I myself think the whole idea of filming LOTR was a catastrophic mistake. Every single element of the story has been reduced and diminished by the literalism of film. Even the stupefying beauty of the New Zealand landscape is less profound than the far realms which the book evokes in my mind. (I have my own film running in my head, so you can put all this down to petty jealousy that the other fellow's stuff gets so much attention) All the mystery and strangeness is leached away, and the Misty Mountains have become just mountains, and elves are no longer spooky, dangerous and beautiful creatures lingering from the Morning of the World...but just people in costumes...

It is a curious fact that polls taken of people in the English-speaking world often claim LOTR as the most important book of the 20th Century. I'm sure literary-critic types greet this as more evidence that "the voters are morons," but I'm not so sure. I won't opine about literature, since I'm less and less sure what the word means. But I often think the LOTR is an extremely important political book.

You could say that the entire leftish project, from the days of Marx and Engels onward, has been to get rid of Hobbits! Hobbits are sturdy and self-sufficient, and not inclined to be clients of the state. They are democratic, but never vote for grandiose projects of reform or big government, and don't give over-much respect to elected leaders. They are not intellectual or theoretical, but have deep reserves of common sense. They are not warlike, but are dangerous, even deadly, if attacked. They are not regimented or organized, but can self-organize beautifully in time of crisis.

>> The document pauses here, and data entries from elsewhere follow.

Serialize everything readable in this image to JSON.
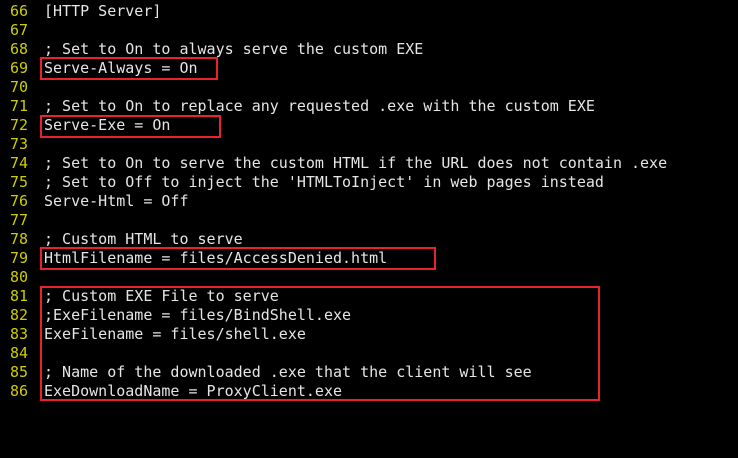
{
  "editor": {
    "lines": [
      {
        "num": "66",
        "text": "[HTTP Server]"
      },
      {
        "num": "67",
        "text": ""
      },
      {
        "num": "68",
        "text": "; Set to On to always serve the custom EXE"
      },
      {
        "num": "69",
        "text": "Serve-Always = On"
      },
      {
        "num": "70",
        "text": ""
      },
      {
        "num": "71",
        "text": "; Set to On to replace any requested .exe with the custom EXE"
      },
      {
        "num": "72",
        "text": "Serve-Exe = On"
      },
      {
        "num": "73",
        "text": ""
      },
      {
        "num": "74",
        "text": "; Set to On to serve the custom HTML if the URL does not contain .exe"
      },
      {
        "num": "75",
        "text": "; Set to Off to inject the 'HTMLToInject' in web pages instead"
      },
      {
        "num": "76",
        "text": "Serve-Html = Off"
      },
      {
        "num": "77",
        "text": ""
      },
      {
        "num": "78",
        "text": "; Custom HTML to serve"
      },
      {
        "num": "79",
        "text": "HtmlFilename = files/AccessDenied.html"
      },
      {
        "num": "80",
        "text": ""
      },
      {
        "num": "81",
        "text": "; Custom EXE File to serve"
      },
      {
        "num": "82",
        "text": ";ExeFilename = files/BindShell.exe"
      },
      {
        "num": "83",
        "text": "ExeFilename = files/shell.exe"
      },
      {
        "num": "84",
        "text": ""
      },
      {
        "num": "85",
        "text": "; Name of the downloaded .exe that the client will see"
      },
      {
        "num": "86",
        "text": "ExeDownloadName = ProxyClient.exe"
      }
    ]
  },
  "colors": {
    "background": "#000000",
    "line_number": "#cdcd00",
    "text": "#e5e5e5",
    "highlight_box": "#e8232f"
  }
}
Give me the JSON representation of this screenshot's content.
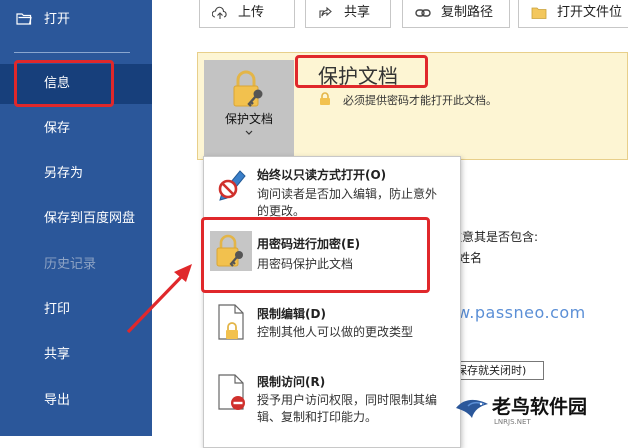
{
  "sidebar": {
    "open_label": "打开",
    "items": [
      {
        "label": "信息"
      },
      {
        "label": "保存"
      },
      {
        "label": "另存为"
      },
      {
        "label": "保存到百度网盘"
      },
      {
        "label": "历史记录"
      },
      {
        "label": "打印"
      },
      {
        "label": "共享"
      },
      {
        "label": "导出"
      }
    ]
  },
  "toolbar": {
    "upload": "上传",
    "share": "共享",
    "copy_path": "复制路径",
    "open_location": "打开文件位"
  },
  "protect": {
    "tile_label": "保护文档",
    "title": "保护文档",
    "description": "必须提供密码才能打开此文档。"
  },
  "menu": {
    "items": [
      {
        "title": "始终以只读方式打开(O)",
        "description": "询问读者是否加入编辑，防止意外的更改。"
      },
      {
        "title": "用密码进行加密(E)",
        "description": "用密码保护此文档"
      },
      {
        "title": "限制编辑(D)",
        "description": "控制其他人可以做的更改类型"
      },
      {
        "title": "限制访问(R)",
        "description": "授予用户访问权限，同时限制其编辑、复制和打印能力。"
      }
    ]
  },
  "background": {
    "inspect_partial": "注意其是否包含:",
    "name_partial": "姓名",
    "save_close_partial": "保存就关闭时)"
  },
  "watermark": "www.passneo.com",
  "logo": {
    "name": "老鸟软件园",
    "sub": "LNRJS.NET"
  },
  "colors": {
    "sidebar": "#2b579a",
    "sidebar_active": "#173f7b",
    "highlight_box": "#e0282b",
    "panel": "#fdf5d3"
  }
}
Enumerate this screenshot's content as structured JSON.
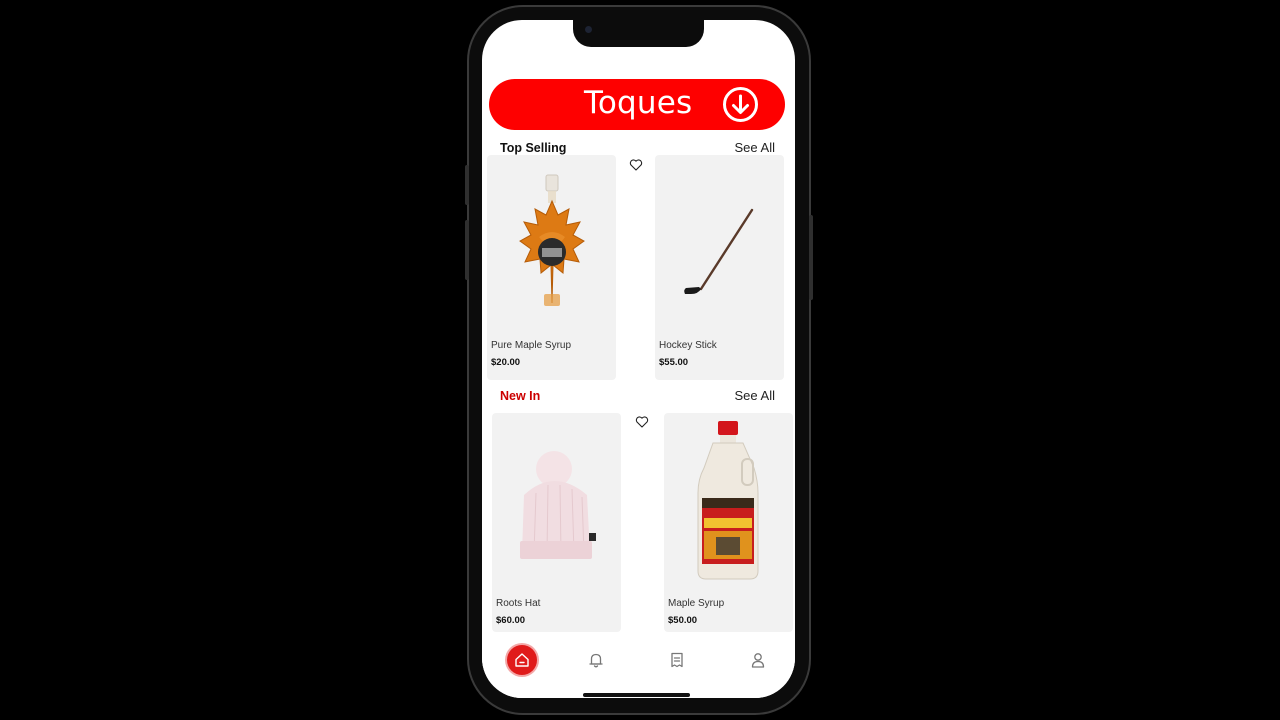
{
  "banner": {
    "title": "Toques",
    "icon": "arrow-down-circle-icon"
  },
  "sections": [
    {
      "title": "Top Selling",
      "title_color": "#111111",
      "see_all": "See All",
      "products": [
        {
          "name": "Pure Maple Syrup",
          "price": "$20.00",
          "image": "maple-leaf-syrup-bottle"
        },
        {
          "name": "Hockey Stick",
          "price": "$55.00",
          "image": "hockey-stick"
        }
      ]
    },
    {
      "title": "New In",
      "title_color": "#cc0000",
      "see_all": "See All",
      "products": [
        {
          "name": "Roots Hat",
          "price": "$60.00",
          "image": "pink-knit-toque"
        },
        {
          "name": "Maple Syrup",
          "price": "$50.00",
          "image": "maple-syrup-jug"
        }
      ]
    }
  ],
  "tab_bar": {
    "items": [
      {
        "icon": "home-icon",
        "active": true
      },
      {
        "icon": "bell-icon",
        "active": false
      },
      {
        "icon": "receipt-icon",
        "active": false
      },
      {
        "icon": "user-icon",
        "active": false
      }
    ]
  },
  "colors": {
    "accent": "#fe0000",
    "card_bg": "#f2f2f2",
    "section_highlight": "#cc0000"
  }
}
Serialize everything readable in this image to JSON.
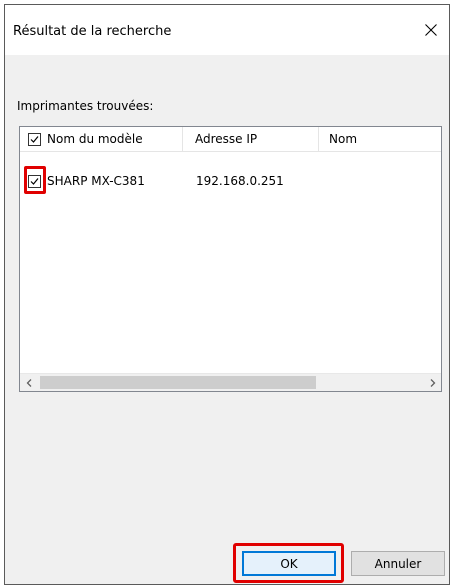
{
  "window": {
    "title": "Résultat de la recherche",
    "close_icon": "close-icon"
  },
  "main": {
    "section_label": "Imprimantes trouvées:",
    "list": {
      "columns": [
        "Nom du modèle",
        "Adresse IP",
        "Nom"
      ],
      "header_checkbox_checked": true,
      "rows": [
        {
          "model": "SHARP MX-C381",
          "ip": "192.168.0.251",
          "name": "",
          "checked": true
        }
      ]
    }
  },
  "buttons": {
    "ok": "OK",
    "cancel": "Annuler"
  },
  "annotations": {
    "highlight_color": "#e00000"
  }
}
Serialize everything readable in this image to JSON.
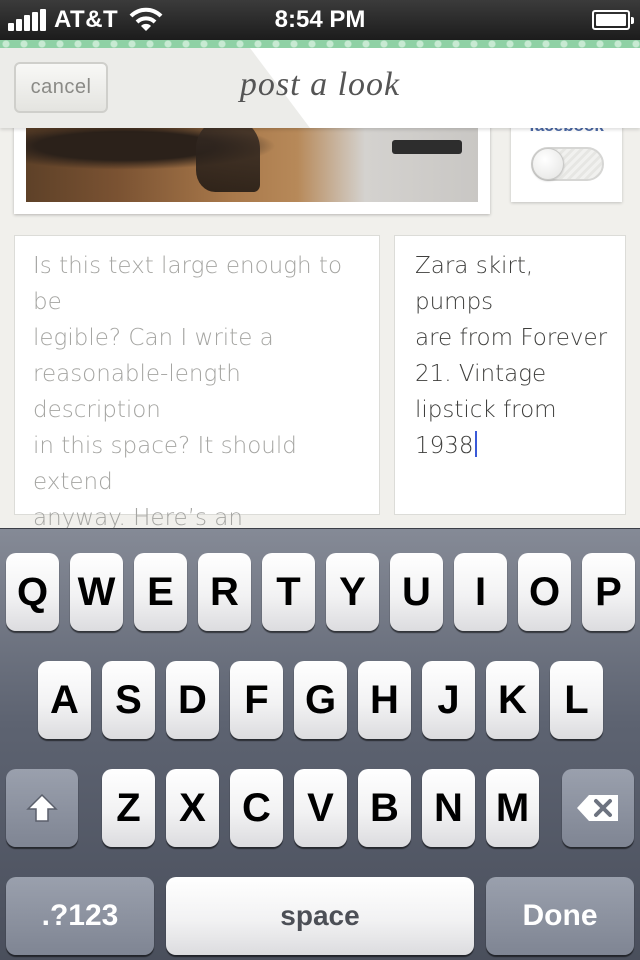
{
  "status_bar": {
    "carrier": "AT&T",
    "time": "8:54 PM",
    "icons": [
      "signal-icon",
      "wifi-icon",
      "battery-icon"
    ]
  },
  "nav": {
    "cancel_label": "cancel",
    "title": "post a look"
  },
  "facebook": {
    "label": "facebook",
    "toggle_on": false
  },
  "description": {
    "text": "Is this text large enough to be\nlegible?  Can I write a\nreasonable-length description\nin this space?  It should extend\nanyway.  Here’s an additional\nline to go roughly Twitter\nlength."
  },
  "caption": {
    "text": "Zara skirt, pumps\nare from Forever\n21.  Vintage\nlipstick from 1938"
  },
  "keyboard": {
    "row1": [
      "Q",
      "W",
      "E",
      "R",
      "T",
      "Y",
      "U",
      "I",
      "O",
      "P"
    ],
    "row2": [
      "A",
      "S",
      "D",
      "F",
      "G",
      "H",
      "J",
      "K",
      "L"
    ],
    "row3": [
      "Z",
      "X",
      "C",
      "V",
      "B",
      "N",
      "M"
    ],
    "numbers_label": ".?123",
    "space_label": "space",
    "done_label": "Done",
    "shift_icon": "shift-icon",
    "delete_icon": "delete-icon"
  },
  "colors": {
    "accent_green": "#8fd1a5",
    "caret_blue": "#3a5ad8",
    "facebook_blue": "#4a68a6"
  }
}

Tolkien himself had no sympathy for any political party, perhaps because no party of his world had much sympathy for Hobbits—that is, for the virtues of ordinary Englishmen, which is what the Hobbits really are. I suspect, if he had heard about it, that he would have understood just what John and Sam Adams were saying when they declared that they were "fighting for the rights of Englishmen." The current effort to punish anyone in England who defends his home against intruders would have been understood by JRR Tolkien and John Adams in precisely the same way. It is calculated to destroy exactly that doughty quality of Englishmen (and Hobbits) that is resistant to grandiose projects of the state. It is probably too late to save the people of England, but fortunately the hobbit-spirit has spread far and wide, and has a way of bubbling up from below in unexpected ways wherever English is spoken. Hence, the "Anglosphere."

Word Notes: The Lord of the Rings is not a "trilogy." It was divided into three parts to suit the needs of the printers, but was not written as three books. And it is not a novel. An epic fantasy or epic romance is what I guess it should be called.